According to ACAP Program Director Mark Bide, copyright laws in place now worldwide have largely worked and are still effective. But in the digital age, we largely lack the necessary tools to make copyright laws really work on the Web. In the United States, our main copyright enforcement tool is litigation, which is – let’s face it – really expensive and time consuming. (Or a headache for all involved; reference the AP vs. Drudge Retort fiasco from earlier this year.)

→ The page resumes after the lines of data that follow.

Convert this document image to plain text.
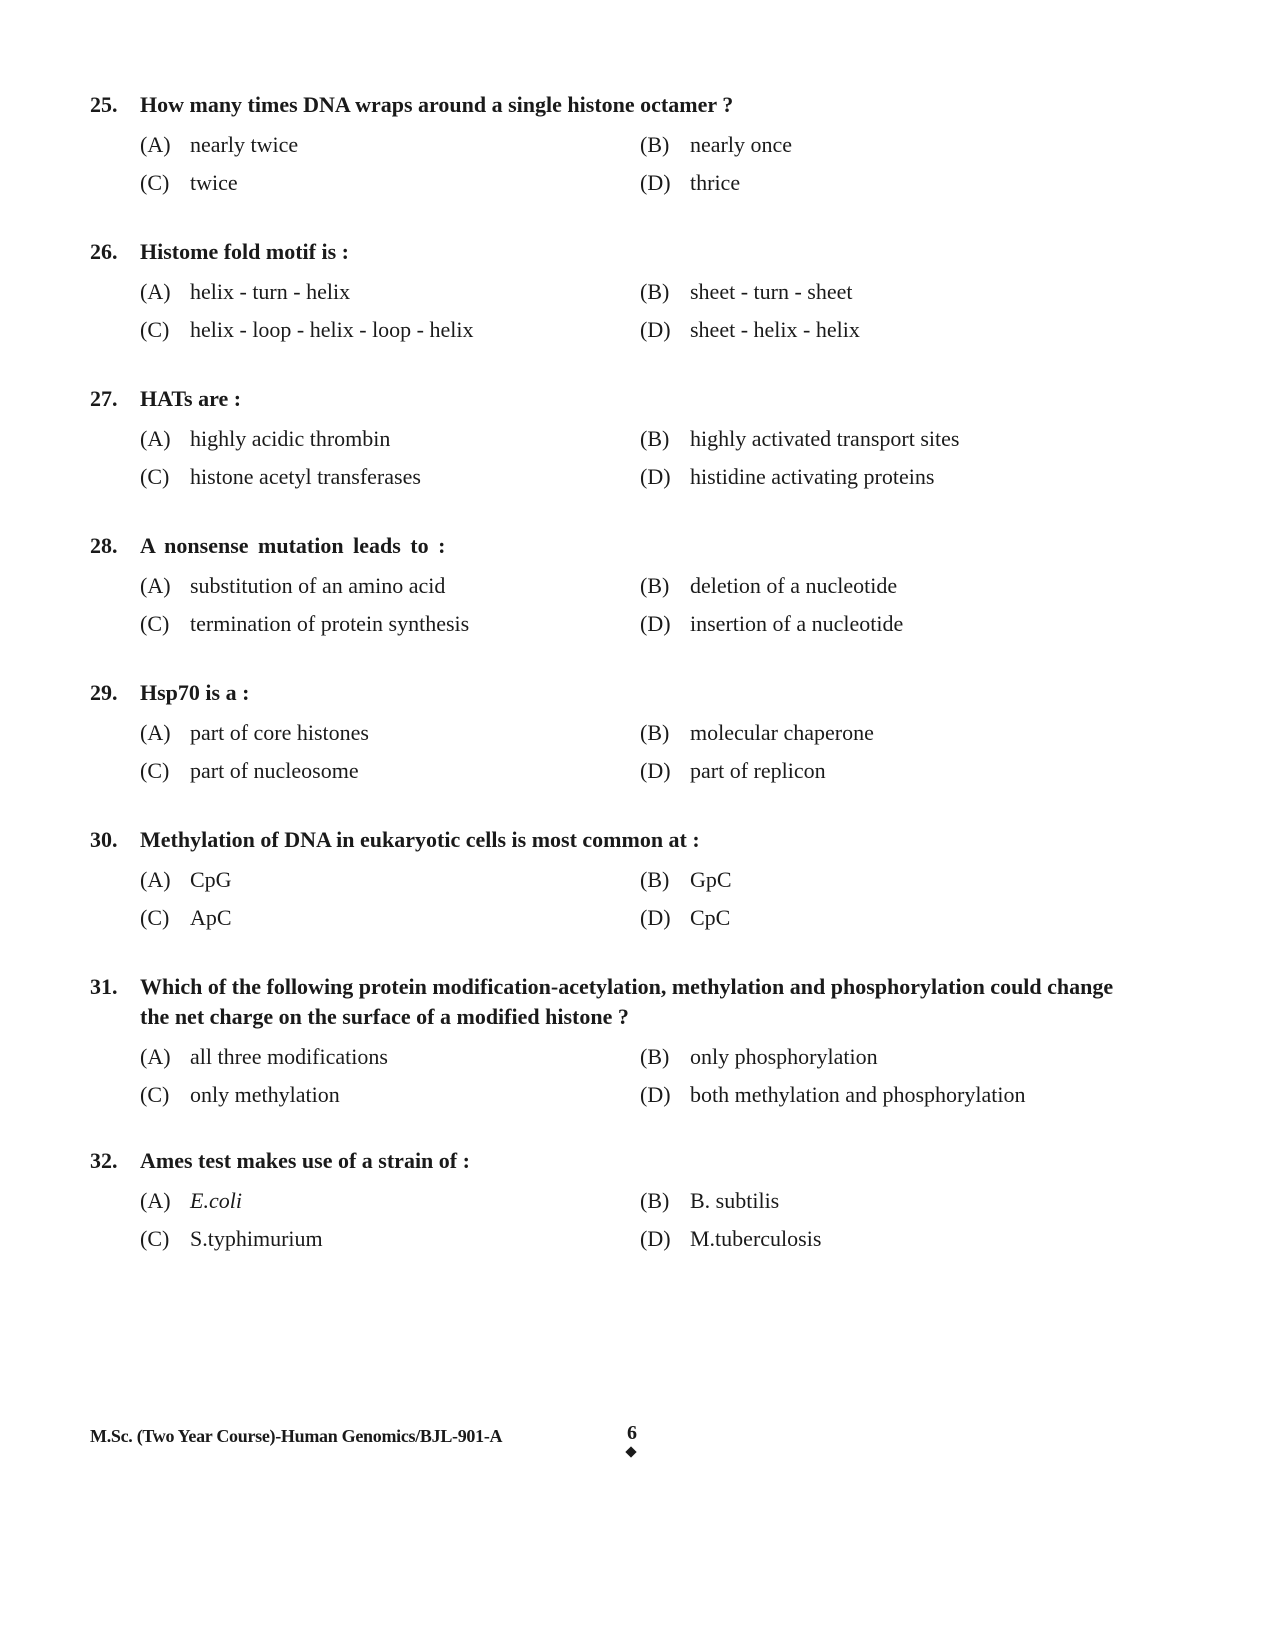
25.	How many times DNA wraps around a single histone octamer ?
(A) nearly twice	(B) nearly once
(C) twice	(D) thrice
26.	Histome fold motif is :
(A) helix - turn - helix	(B) sheet - turn - sheet
(C) helix - loop - helix - loop - helix	(D) sheet - helix - helix
27.	HATs are :
(A) highly acidic thrombin	(B) highly activated transport sites
(C) histone acetyl transferases	(D) histidine activating proteins
28.	A nonsense mutation leads to :
(A) substitution of an amino acid	(B) deletion of a nucleotide
(C) termination of protein synthesis	(D) insertion of a nucleotide
29.	Hsp70 is a :
(A) part of core histones	(B) molecular chaperone
(C) part of nucleosome	(D) part of replicon
30.	Methylation of DNA in eukaryotic cells is most common at :
(A) CpG	(B) GpC
(C) ApC	(D) CpC
31.	Which of the following protein modification-acetylation, methylation and phosphorylation could change the net charge on the surface of a modified histone ?
(A) all three modifications	(B) only phosphorylation
(C) only methylation	(D) both methylation and phosphorylation
32.	Ames test makes use of a strain of :
(A) E.coli	(B) B. subtilis
(C) S.typhimurium	(D) M.tuberculosis
M.Sc. (Two Year Course)-Human Genomics/BJL-901-A	6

ACAP is essentially a few lines of code on Web pages. The idea behind ACAP is that publishers of all types of media would be able to pre-emptively deal with copyright issues by telling search engines what (and when) to crawl content.
 
Frankly, very few people read the “terms & conditions” on Web sites, anyway. ACAP, Bide said, will ultimately make all publishers more confident about putting their content online, and it will facilitate new business models while preserving copyrights. “This is an Internet-scale solution to an Internet-scale problem,” Bide said. ACAP is extensible, flexible and able to scale to both current and future online publishing business models.

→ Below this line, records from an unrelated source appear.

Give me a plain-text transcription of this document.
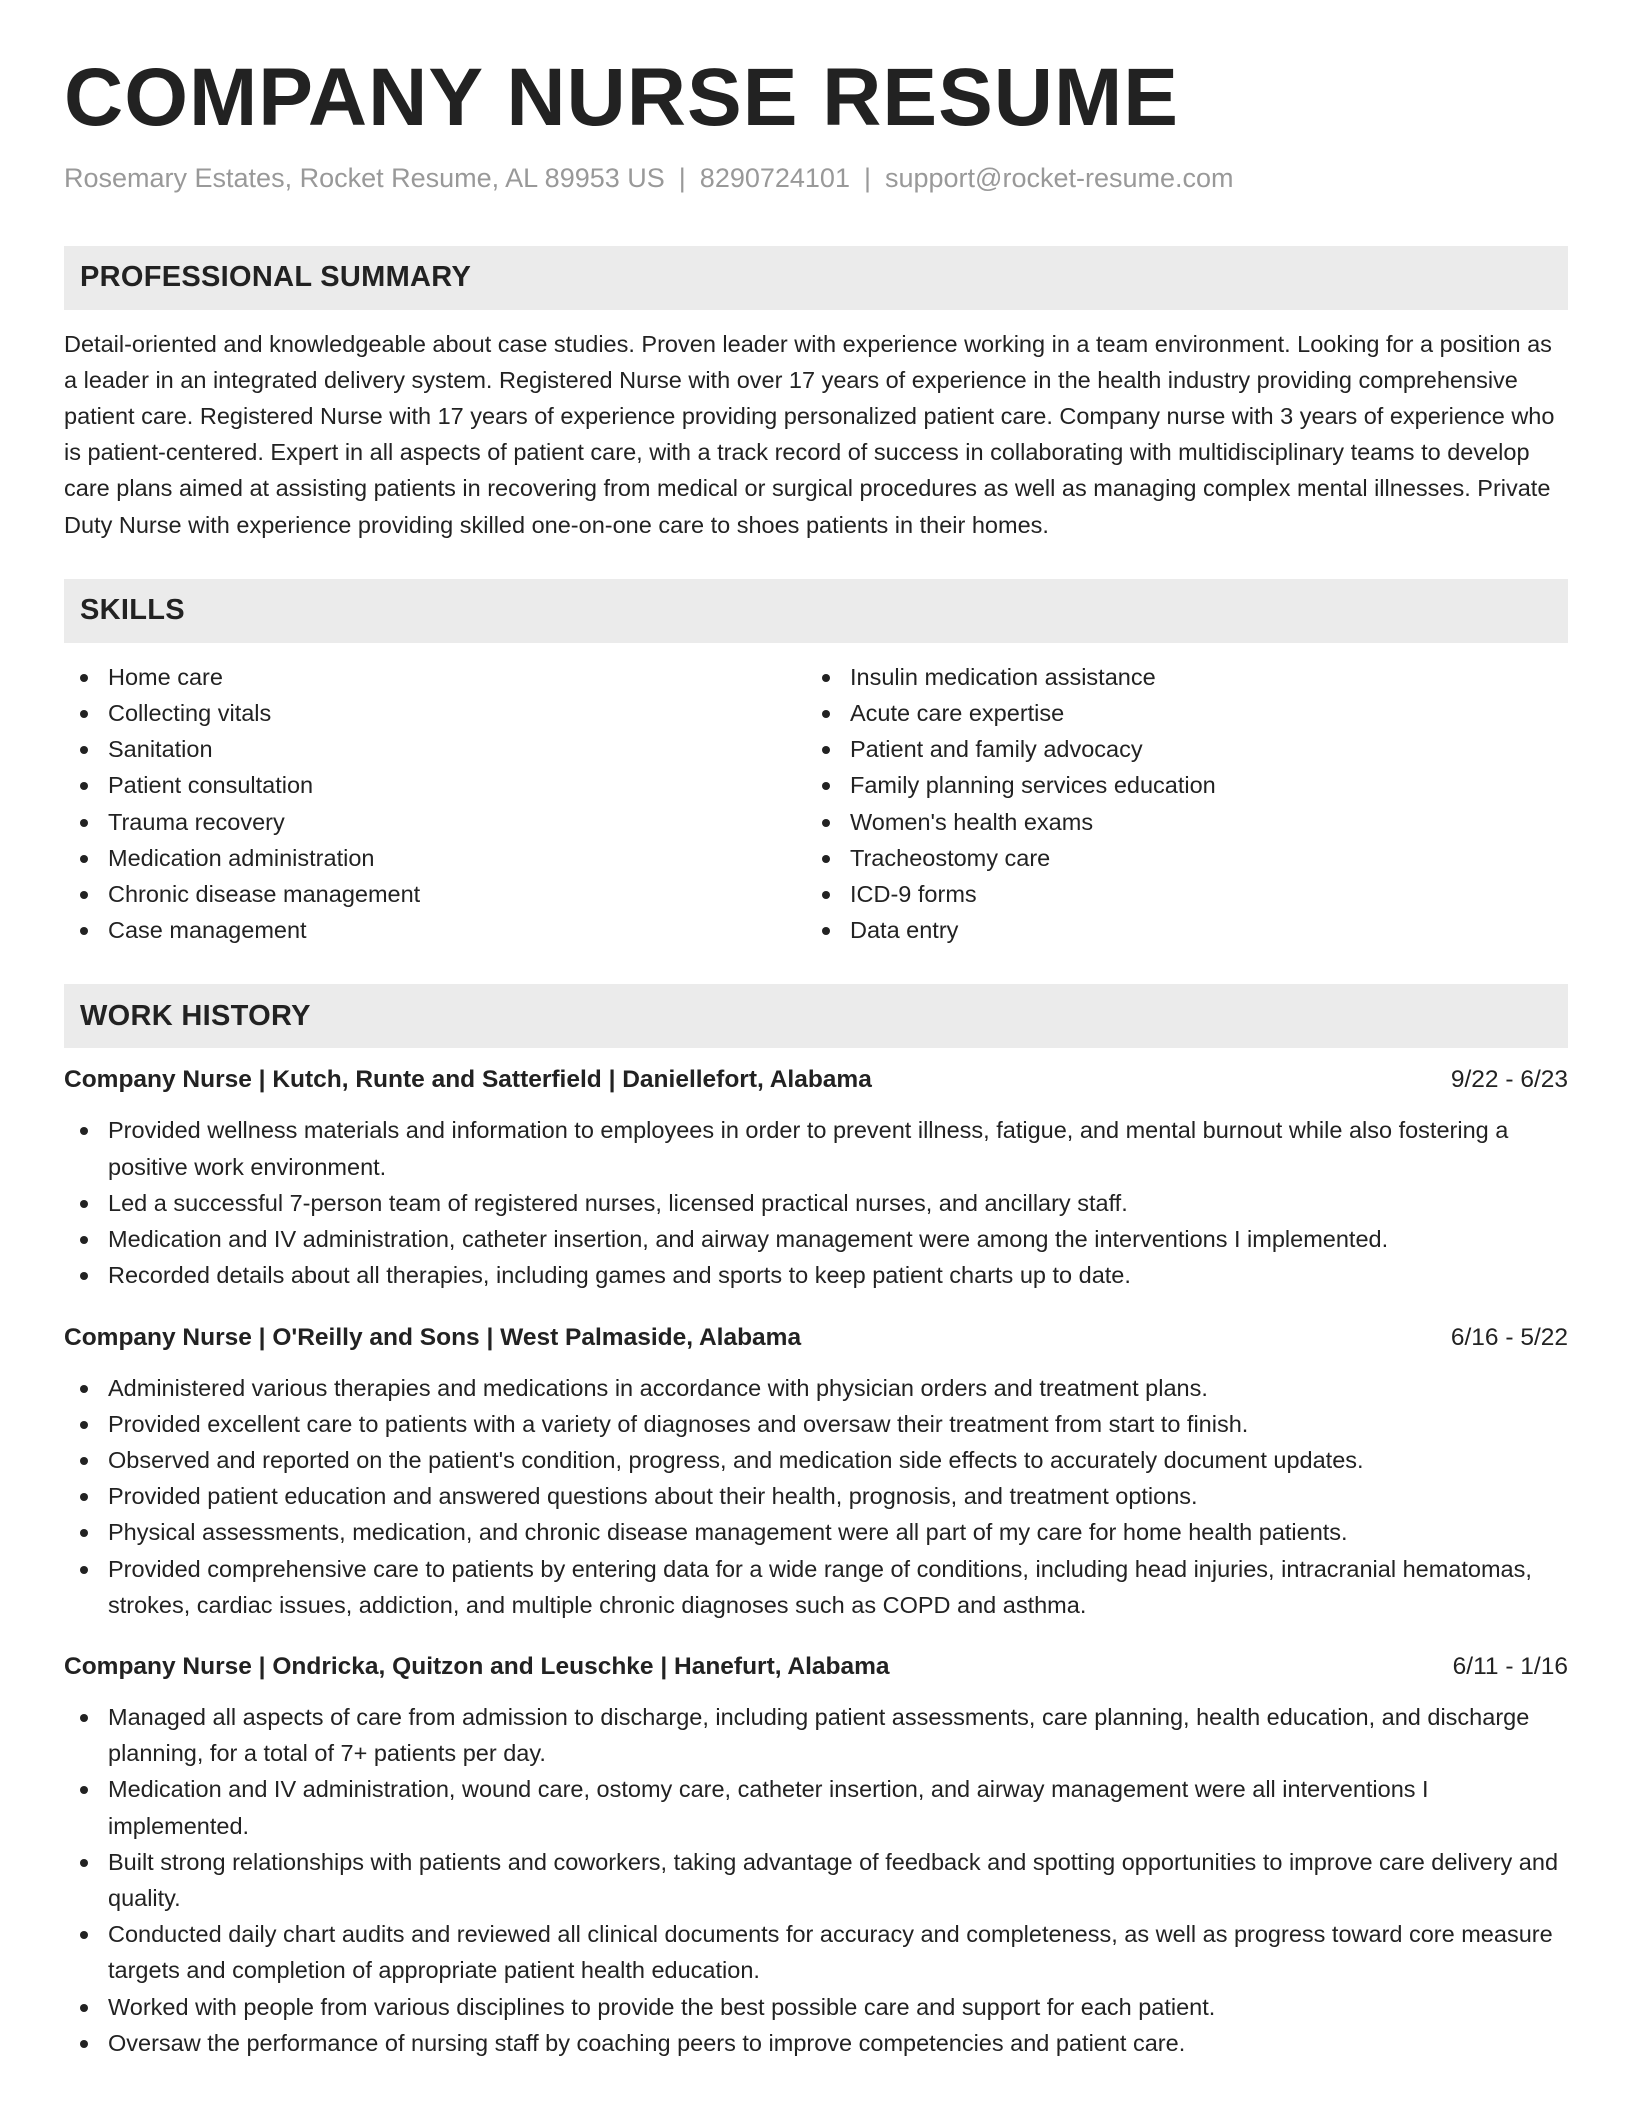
COMPANY NURSE RESUME
Rosemary Estates, Rocket Resume, AL 89953 US | 8290724101 | support@rocket-resume.com
PROFESSIONAL SUMMARY

Detail-oriented and knowledgeable about case studies. Proven leader with experience working in a team environment. Looking for a position as a leader in an integrated delivery system. Registered Nurse with over 17 years of experience in the health industry providing comprehensive patient care. Registered Nurse with 17 years of experience providing personalized patient care. Company nurse with 3 years of experience who is patient-centered. Expert in all aspects of patient care, with a track record of success in collaborating with multidisciplinary teams to develop care plans aimed at assisting patients in recovering from medical or surgical procedures as well as managing complex mental illnesses. Private Duty Nurse with experience providing skilled one-on-one care to shoes patients in their homes.

SKILLS
Home care
Collecting vitals
Sanitation
Patient consultation
Trauma recovery
Medication administration
Chronic disease management
Case management
Insulin medication assistance
Acute care expertise
Patient and family advocacy
Family planning services education
Women's health exams
Tracheostomy care
ICD-9 forms
Data entry
WORK HISTORY
Company Nurse | Kutch, Runte and Satterfield | Daniellefort, Alabama	9/22 - 6/23
Provided wellness materials and information to employees in order to prevent illness, fatigue, and mental burnout while also fostering a positive work environment.
Led a successful 7-person team of registered nurses, licensed practical nurses, and ancillary staff.
Medication and IV administration, catheter insertion, and airway management were among the interventions I implemented.
Recorded details about all therapies, including games and sports to keep patient charts up to date.
Company Nurse | O'Reilly and Sons | West Palmaside, Alabama	6/16 - 5/22
Administered various therapies and medications in accordance with physician orders and treatment plans.
Provided excellent care to patients with a variety of diagnoses and oversaw their treatment from start to finish.
Observed and reported on the patient's condition, progress, and medication side effects to accurately document updates.
Provided patient education and answered questions about their health, prognosis, and treatment options.
Physical assessments, medication, and chronic disease management were all part of my care for home health patients.
Provided comprehensive care to patients by entering data for a wide range of conditions, including head injuries, intracranial hematomas, strokes, cardiac issues, addiction, and multiple chronic diagnoses such as COPD and asthma.
Company Nurse | Ondricka, Quitzon and Leuschke | Hanefurt, Alabama	6/11 - 1/16
Managed all aspects of care from admission to discharge, including patient assessments, care planning, health education, and discharge planning, for a total of 7+ patients per day.
Medication and IV administration, wound care, ostomy care, catheter insertion, and airway management were all interventions I implemented.
Built strong relationships with patients and coworkers, taking advantage of feedback and spotting opportunities to improve care delivery and quality.
Conducted daily chart audits and reviewed all clinical documents for accuracy and completeness, as well as progress toward core measure targets and completion of appropriate patient health education.
Worked with people from various disciplines to provide the best possible care and support for each patient.
Oversaw the performance of nursing staff by coaching peers to improve competencies and patient care.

ACAP tries to facilitate copyright violation prevention as opposed to post-violation enforcement. It goes far beyond robots.txt, but “is not anti-search engine or anti-search,” Bide said. The permissions ACAP would include directions to search engines on crawling, following, indexing, preserving, presenting and other – plus subsets of all those "usage purposes."   

ACAP is an initiative of the World Association of Newspapers, the International Publishers Association and the European Publishers Council. Although ACAP originated in Europe, current ACAP members include The Associated Press, the American Publishers Association, Reuters and others in the United States.
 
Two things to note here: None of the “Big Three” search engines – Microsoft Live Search, Yahoo and Google – has agreed to implement ACAP for a wide range of reasons.  Also, NAA is a supporter of ACAP.
 
The next steps for the organizations behind ACAP are to expand it, actively encourage publishers to implement ACAP on their Web sites (implementing it will not affect how search engines crawl your sites yet). 
 
Could ACAP, if implemented by more major U.S. publishers and honored by the “Big Three” search engines, have prevented the Tribune-Google-Bloomberg controversy from this past weekend? Maybe. It is also designed to perhaps solve the issues that may come up when an online publisher takes down an article but it continues to appear in search engines thanks to caching, which can be a liability issue. But, whether it really takes hold with publishers and major search engines remains to be seen.
 
Either way, ACAP is still quite controversial. Several digital media types are, perhaps rightfully, concerned that ACAP could really decrease traffic to Web sites from search engines. (ACAP contests this has not happened in European test markets, but since the Big Three are not participating, who’s really to say?)